Israeli Stage is marking its third birthday with a flurry of staged readings this month at a number of venues in and around the city. Producing Artistic Director and Founder of Israeli Stage Guy Ben-Aharon, recently named one of 18 Chai in the Hub honorees by Combined Jewish Philanthropies (CJP), presented his adaptation of David Grossman's To The End of The Land at Temple Isaiah in Lexington last night. Two additional performances are scheduled, as well as three December stagings of Anat Gov's Oh, God, previously seen at the Goethe-Institut and Boston University.

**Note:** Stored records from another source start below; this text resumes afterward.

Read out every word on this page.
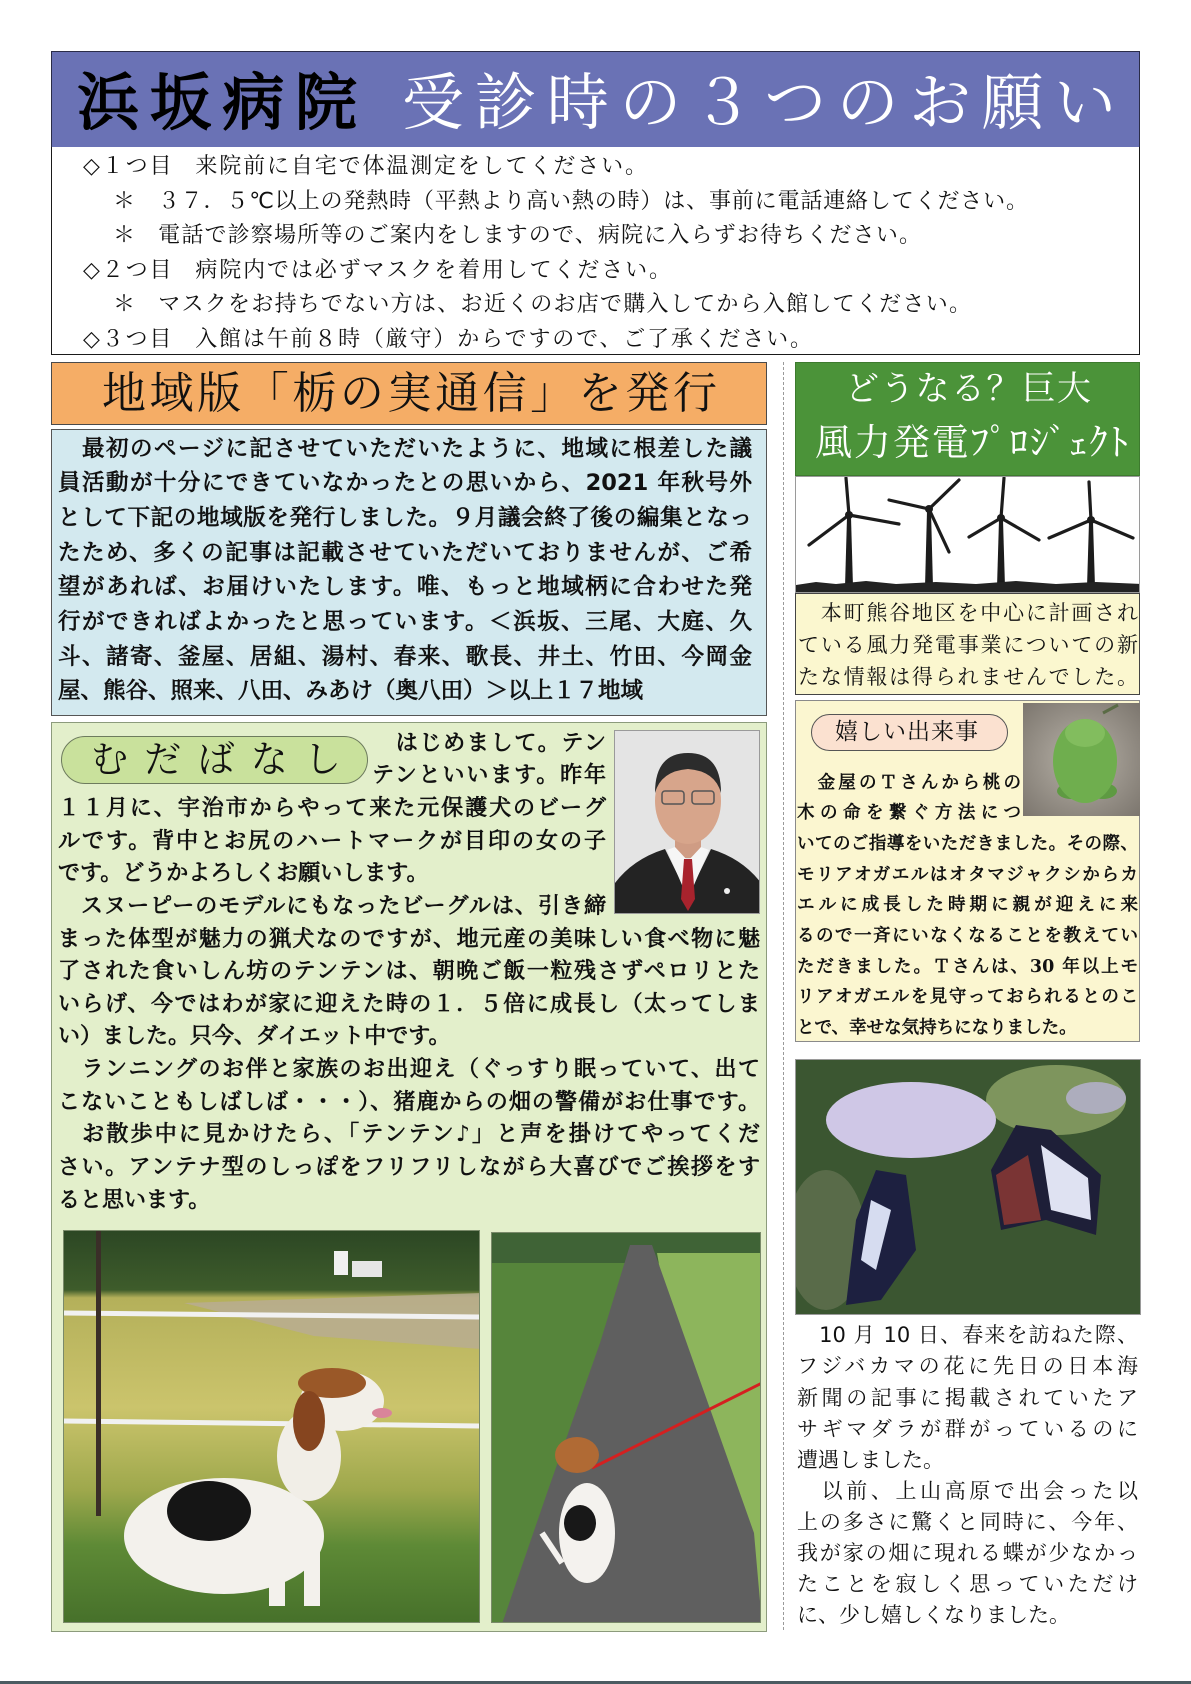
浜坂病院 受診時の３つのお願い
◇１つ目 来院前に自宅で体温測定をしてください。
＊ ３７．５℃以上の発熱時（平熱より高い熱の時）は、事前に電話連絡してください。
＊ 電話で診察場所等のご案内をしますので、病院に入らずお待ちください。
◇２つ目 病院内では必ずマスクを着用してください。
＊ マスクをお持ちでない方は、お近くのお店で購入してから入館してください。
◇３つ目 入館は午前８時（厳守）からですので、ご了承ください。
地域版「栃の実通信」を発行
　最初のページに記させていただいたように、地域に根差した議
員活動が十分にできていなかったとの思いから、2021 年秋号外
として下記の地域版を発行しました。９月議会終了後の編集となっ
たため、多くの記事は記載させていただいておりませんが、ご希
望があれば、お届けいたします。唯、もっと地域柄に合わせた発
行ができればよかったと思っています。＜浜坂、三尾、大庭、久
斗、諸寄、釜屋、居組、湯村、春来、歌長、井土、竹田、今岡金
屋、熊谷、照来、八田、みあけ（奥八田）＞以上１７地域
むだばなし 　はじめまして。テン
テンといいます。昨年
１１月に、宇治市からやって来た元保護犬のビーグ
ルです。背中とお尻のハートマークが目印の女の子
です。どうかよろしくお願いします。
　スヌーピーのモデルにもなったビーグルは、引き締
まった体型が魅力の猟犬なのですが、地元産の美味しい食べ物に魅
了された食いしん坊のテンテンは、朝晩ご飯一粒残さずペロリとた
いらげ、今ではわが家に迎えた時の１．５倍に成長し（太ってしま
い）ました。只今、ダイエット中です。
　ランニングのお伴と家族のお出迎え（ぐっすり眠っていて、出て
こないこともしばしば・・・）、猪鹿からの畑の警備がお仕事です。
　お散歩中に見かけたら、「テンテン♪」と声を掛けてやってくだ
さい。アンテナ型のしっぽをフリフリしながら大喜びでご挨拶をす
ると思います。
どうなる？巨大
風力発電ﾌﾟﾛｼﾞｪｸﾄ
　本町熊谷地区を中心に計画され
ている風力発電事業についての新
たな情報は得られませんでした。
嬉しい出来事
　金屋のＴさんから桃の
木の命を繋ぐ方法につ
いてのご指導をいただきました。その際、
モリアオガエルはオタマジャクシからカ
エルに成長した時期に親が迎えに来
るので一斉にいなくなることを教えてい
ただきました。Ｔさんは、30 年以上モ
リアオガエルを見守っておられるとのこ
とで、幸せな気持ちになりました。
　10 月 10 日、春来を訪ねた際、
フジバカマの花に先日の日本海
新聞の記事に掲載されていたア
サギマダラが群がっているのに
遭遇しました。
　以前、上山高原で出会った以
上の多さに驚くと同時に、今年、
我が家の畑に現れる蝶が少なかっ
たことを寂しく思っていただけ
に、少し嬉しくなりました。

Grossman's 2010 critically-acclaimed novel stems from his own experiences as a father of an Israeli soldier (who was killed in 2006), but he gives a fictionalized account that is both a love story and a tragedy. In Ben-Aharon's concise adaptation, Ora (Sheila Stasack) and Avram (Jeremiah Kissel) are revisiting important segments of their lives spent together and apart as they hike the Israel National Trail. The beauty of Grossman's words, and the emotional power of Stasack's and Kissel's reading of them, suggest that To The End of The Land holds promise for a fully-realized play. Ben-Aharon acknowledges that he would like to expand it to a length of 85 or 90 minutes (from its present 65 minutes), but it is a work in progress. It bodes well that the members of the audience, those who had read the book and those who had not, found it interesting and engaged in a lively discussion with the actors and director in a post-show talkback.